Plus tard, en Philo, je faisais partie de l’Inter-Philo, mouvement qui rassemblait les élèves de Philo de la Capitale autour d’une revue. Et, lorsque les « philosophes » enregistraient leur voix pour dire quelle profession ils allaient embrasser, ma phrase à moi fut : « Je serai Pasteur. »

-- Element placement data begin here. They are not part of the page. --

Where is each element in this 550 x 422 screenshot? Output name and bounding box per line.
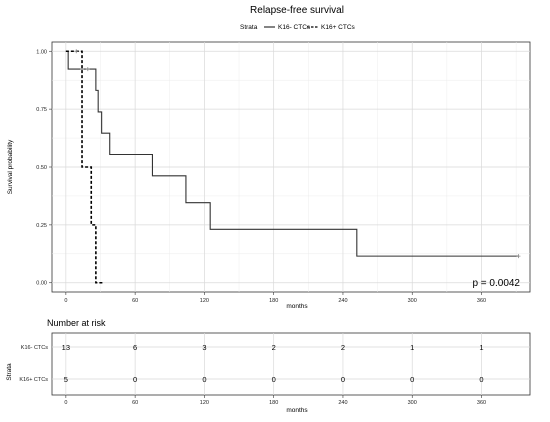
risk-cell-1-4: 0 [341, 375, 345, 384]
risk-table-ylabel: Strata [6, 363, 13, 381]
x-tick-label-1: 60 [132, 298, 138, 304]
y-tick-label-1: 0.25 [36, 223, 47, 229]
x-tick-label-4: 240 [338, 298, 347, 304]
risk-cell-0-1: 6 [133, 343, 137, 352]
x-tick-label-0: 0 [64, 298, 67, 304]
risk-row-label-0: K16- CTCs [21, 345, 48, 351]
risk-cell-1-0: 5 [64, 375, 68, 384]
legend: Strata K16- CTCs K16+ CTCs [240, 24, 356, 31]
risk-cell-0-3: 2 [272, 343, 276, 352]
x-axis-label: months [286, 303, 308, 310]
risk-table-panel [51, 332, 531, 396]
risk-x-tick-label-0: 0 [64, 400, 67, 406]
legend-title: Strata [240, 24, 258, 31]
legend-label-k16-neg: K16- CTCs [278, 24, 311, 31]
y-axis-label: Survival probability [7, 139, 14, 194]
plot-grid [52, 42, 530, 292]
risk-cell-1-6: 0 [479, 375, 483, 384]
risk-table-xlabel: months [286, 407, 308, 414]
p-value-annotation: p = 0.0042 [472, 278, 520, 289]
risk-x-tick-label-3: 180 [269, 400, 278, 406]
y-tick-label-3: 0.75 [36, 107, 47, 113]
risk-cell-1-1: 0 [133, 375, 137, 384]
risk-x-tick-label-5: 300 [408, 400, 417, 406]
y-tick-label-4: 1.00 [36, 49, 47, 55]
y-tick-label-0: 0.00 [36, 281, 47, 287]
x-tick-label-5: 300 [408, 298, 417, 304]
risk-cell-0-2: 3 [202, 343, 206, 352]
risk-cell-1-3: 0 [272, 375, 276, 384]
x-tick-label-3: 180 [269, 298, 278, 304]
risk-x-tick-label-1: 60 [132, 400, 138, 406]
risk-x-tick-label-6: 360 [477, 400, 486, 406]
x-tick-label-2: 120 [200, 298, 209, 304]
censor-mark-0-1 [85, 67, 90, 72]
risk-cell-0-0: 13 [62, 343, 70, 352]
risk-table-grid [52, 333, 530, 395]
risk-x-tick-label-2: 120 [200, 400, 209, 406]
y-tick-label-2: 0.50 [36, 165, 47, 171]
risk-cell-1-5: 0 [410, 375, 414, 384]
legend-item-k16-neg: K16- CTCs [264, 24, 311, 31]
censor-mark-1-0 [74, 49, 79, 54]
chart-title: Relapse-free survival [250, 5, 344, 16]
risk-cell-1-2: 0 [202, 375, 206, 384]
risk-table-cells: 13 6 3 2 2 1 1 5 0 0 0 0 0 0 [62, 343, 484, 384]
survival-curves [65, 49, 521, 284]
x-tick-label-6: 360 [477, 298, 486, 304]
censor-mark-0-2 [516, 254, 521, 259]
axis-ticks: 0 60 120 180 240 300 360 0.00 0.25 0.50 0.75 1.00 [36, 49, 486, 304]
risk-cell-0-6: 1 [479, 343, 483, 352]
legend-item-k16-pos: K16+ CTCs [307, 24, 356, 31]
risk-table-title: Number at risk [47, 318, 106, 328]
risk-cell-0-4: 2 [341, 343, 345, 352]
risk-cell-0-5: 1 [410, 343, 414, 352]
legend-label-k16-pos: K16+ CTCs [321, 24, 356, 31]
series-line-0 [65, 50, 519, 257]
risk-x-tick-label-4: 240 [338, 400, 347, 406]
risk-row-label-1: K16+ CTCs [19, 377, 48, 383]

Pourtant, après les résultats positifs du Bac, en 1977, je ne voulais plus chercher à entrer au Séminaire Théologique Baptiste du Limbé où avaient étudié les pasteurs Ruben Marc et Amos Gabaud. Je ne voulais plus devenir pasteur. Parce que, ayant déménagé, j'ai eu à cotoyer des gens qui montaient des tonnelles pour chercher des missionnaires américains qui puissent leur fournir de l'argent sur le compte de l'Eglise. Je trouvais ces gens méprisables et je ne voulais pas, en devenant pasteur, être traité de profiteur des fidèles comme ces gens-là. Et puis, ma mère étant pauvre, je ne voulais pas apprendre un métier où je ne puisse pas gagner ma vie en tant que professionnel. Je ne voulais plus être enfermé dans un séminaire théologique pendant quatre ans puis dépendre de l'église après. J'ai voulu apprendre un métier pour travailler et toucher et régler mes affaires, et prendre soin de ma mère au besoin, sans dépendre uniquement de l'église. J'ai voulu devenir professeur à l'enseignement secondaire.

Mais j'avais la conscience troublée. Je versais des larmes. J'ai eu besoin d'un conseiller. Et comme j'avais décroché du bureau de Radio Lumière de la Rue Pavée #70 tous les certificats du cours biblique par correspondance que gérait le pasteur Martinez Jovin, je suis allé lui demander conseil. Il m'a dit de faire ce qui laisserait ma conscience tranquille. C'était pour moi comme s'il ne m'avait pas répondu. Alors, en pleurant, j'ai déchiré le papier où j'avais écrit que je serais pasteur et je suis allé m'inscrire à l'Ecole Normale Supérieure pour devenir professeur de francais et de littérature. Je me disais qu'il me fallait une profession pour gagner ma vie et que, si, un jour je devenais pasteur, on verrait que je ne l’étais pas pour faire de l'argent.